Comment optimiser réellement votre crawl budget si nécessaire ?

Concentrez-vous sur les causes classiques de gaspillage de crawl budget : pagination excessive, facettes de filtres non bloquées, duplicate content, paramètres d'URL non canonicalisés, redirections en chaîne. C'est là que se jouent les vrais gains. Si vous avez 10 000 variantes d'URL pour 500 produits à cause de filtres combinables, vous avez un problème. Si vous avez 5 000 requêtes quotidiennes parce que votre site charge 10 images par page, c'est normal.

Utilisez les balises canonical pour consolider les variantes d'URL, implémentez une pagination propre avec rel=prev/next ou un système de scroll infini SEO-friendly, et bloquez les paramètres inutiles via robots.txt ou Search Console. Surveillez le taux d'erreurs serveur (5xx) et le temps de réponse : un serveur lent ou instable réduit mécaniquement le crawl budget alloué par Google.

Ces optimisations peuvent s'avérer complexes à mettre en œuvre seul, surtout sur des sites de grande envergure ou avec des architectures techniques spécifiques. Faire appel à une agence SEO spécialisée permet d'obtenir un audit détaillé, des recommandations sur mesure, et un accompagnement dans la mise en production des correctifs — sans risquer de casser l'existant ou de créer de nouveaux problèmes.

  • Analysez vos logs serveur pour identifier précisément les URLs crawlées par Googlebot et leur typologie (HTML, images, CSS, JS, API).
  • Croisez les données Search Console avec le nombre réel de pages indexables pour évaluer le ratio crawl/indexation.
  • Ne bloquez jamais JS et CSS dans robots.txt — Google en a besoin pour comprendre le rendu de vos pages.
  • Nettoyez les ressources orphelines (anciens fichiers CSS/JS, images non liées) qui encombrent le serveur et peuvent être crawlées inutilement.
  • Consolidez les variantes d'URL avec des balises canonical et bloquez les paramètres inutiles (filtres, tri, sessions) via robots.txt ou Search Console.
  • Surveillez le taux d'erreurs serveur (5xx) et le temps de réponse — un serveur lent réduit le crawl budget alloué par Google.
Un volume de crawl élevé dans Search Console n'est pas un problème en soi : il reflète toutes les requêtes passant par Googlebot, y compris les ressources statiques et les vérifications publicitaires.
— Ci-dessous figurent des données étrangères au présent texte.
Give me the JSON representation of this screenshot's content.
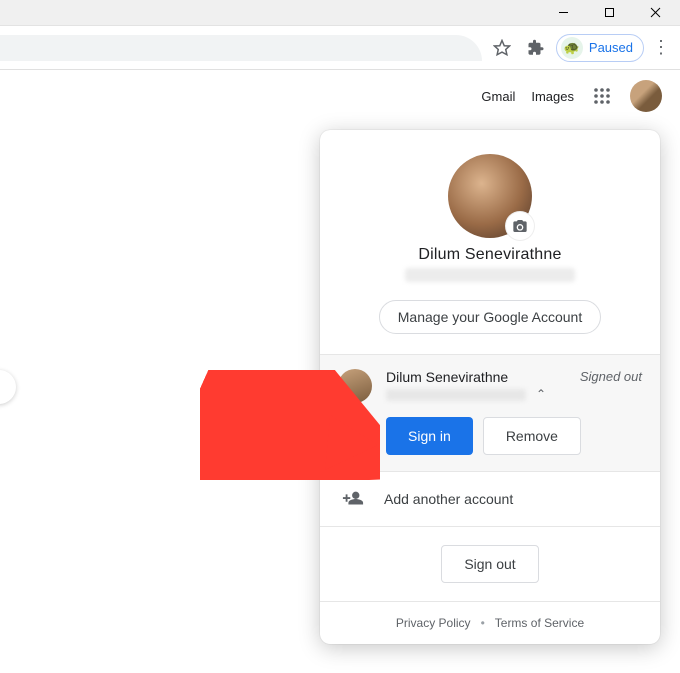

Ce qui compte, c'est le ratio pages explorées/indexées, le taux d'erreurs, et la capacité de Googlebot à crawler régulièrement vos pages stratégiques. Concentrez vos efforts sur les vraies sources de gaspillage : duplicate content, pagination excessive, paramètres d'URL non gérés, et performance serveur. L'analyse des logs serveur est indispensable pour diagnostiquer précisément où se situe le problème.

❓ Questions frequentes

Mon crawl budget est 10 fois supérieur au nombre de pages de mon site, est-ce grave ?
Non, pas nécessairement. Search Console comptabilise toutes les ressources (images, CSS, JS) et toutes les requêtes passant par l'infrastructure Googlebot, y compris les vérifications de landing pages publicitaires. Un ratio élevé est souvent normal.
Les vérifications de landing pages publicitaires consomment-elles du crawl budget réel ?
Elles apparaissent dans les statistiques Search Console mais ne pénalisent pas votre crawl budget au sens traditionnel. Ce sont des requêtes techniques de Google pour valider les destinations publicitaires, pas des explorations de contenu à indexer.
Comment distinguer un crawl budget sain d'un crawl budget problématique ?
Regardez le ratio pages explorées/pages indexées et le taux de réponses serveur 200 vs erreurs. Un volume élevé avec un taux d'erreur faible est normal. Un volume élevé avec beaucoup d'erreurs ou de pages inutiles explorées signale un problème.
Faut-il bloquer les ressources JS et CSS pour économiser du crawl budget ?
Non, c'est contre-productif depuis des années. Google a besoin d'explorer JS et CSS pour comprendre le rendu de la page. Bloquer ces ressources nuit à l'indexation et au ranking. Les inclure dans le crawl budget est normal et souhaitable.
Les images apparaissent-elles dans les statistiques d'exploration Search Console ?
Oui, absolument. Chaque image crawlée par Googlebot génère une requête comptabilisée. Sur un site riche en visuels, cela peut représenter 60 à 80 % du volume total affiché dans les stats d'exploration.